Jujur adalah sebuah ungkapan yang acap kali kita dengar dan menjadi
pembicaraan. Akan tetapi bisa jadi pembicaraan tersebut hanya mencakup
sisi luarnya saja dan belum menyentuh pembahasan inti dari makna jujur
itu sendiri. Apalagi perkara kejujuran merupakan perkara yang berkaitan
dengan banyak masalah keislaman, baik itu akidah, akhlak ataupun
muamalah; di mana yang terakhir ini memiliki banyak cabang, seperti
perkara jual-beli, utang-piutang, sumpah, dan sebagainya.
Jujur merupakan sifat yang terpuji. Allah menyanjung orang-orang yang
mempunyai sifat jujur dan menjanjikan balasan yang berlimpah untuk
mereka. Termasuk dalam jujur adalah jujur kepada Allah, jujur dengan
sesama dan jujur kepada diri sendiri. Sebagaimana yang terdapat dalam
hadits yang shahih bahwa Nabi bersabda,
“Senantiasalah
kalian jujur, karena sesungguhnya kejujuran itu membawa kepada
kebajikan, dan kebajikan membawa kepada surga. Seseorang yang senantiasa
jujur dan berusaha untuk selalu jujur, akhirnya ditulis di sisi Allah
sebagai seorang yang selalu jujur. Dan jauhilah kedustaan karena
kedustaan itu membawa kepada kemaksiatan, dan kemaksiatan membawa ke
neraka. Seseorang yang senantiasa berdusta dan selalu berdusta, hingga
akhirnya ditulis di sisi Allah sebagai seorang pendusta.”
Definisi Jujur
Jujur bermakna keselarasan antara berita dengan kenyataan yang ada.

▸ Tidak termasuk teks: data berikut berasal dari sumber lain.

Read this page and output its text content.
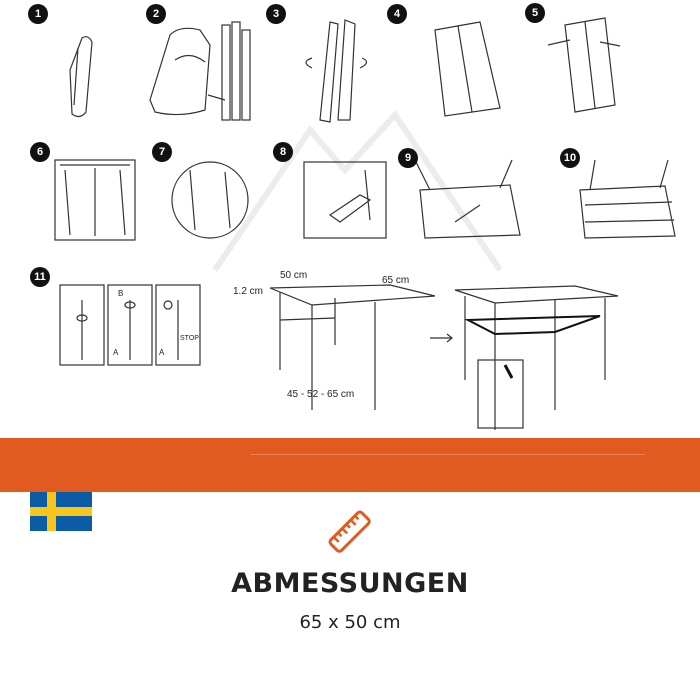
1	2	3	4	5
6	7	8	9	10
11	50 cm	65 cm
1.2 cm
45 - 52 - 65 cm
A
B
A
STOP
ABMESSUNGEN
65 x 50 cm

Jadi, kalau suatu berita sesuai dengan keadaan yang ada, maka dikatakan
benar/jujur, tetapi kalau tidak, maka dikatakan dusta. Kejujuran itu ada
pada ucapan, juga ada pada perbuatan, sebagaimana seorang yang
melakukan suatu perbuatan, tentu sesuai dengan yang ada pada batinnya.
Seorang yang berbuat riya’ tidaklah dikatakan sebagai seorang yang jujur
karena dia telah menampakkan sesuatu yang berbeda dengan apa yang dia
sembunyikan (di dalam batinnya). Demikian juga seorang munafik tidaklah
dikatakan sebagai seorang yang jujur karena dia menampakkan dirinya
sebagai seorang yang bertauhid, padahal sebaliknya. Hal yang sama
berlaku juga pada pelaku bid’ah; secara lahiriah tampak sebagai seorang
pengikut Nabi, tetapi hakikatnya dia menyelisihi beliau. Yang jelas,
kejujuran merupakan sifat seorang yang beriman, sedangkan lawannya,
dusta, merupakan sifat orang yang munafik.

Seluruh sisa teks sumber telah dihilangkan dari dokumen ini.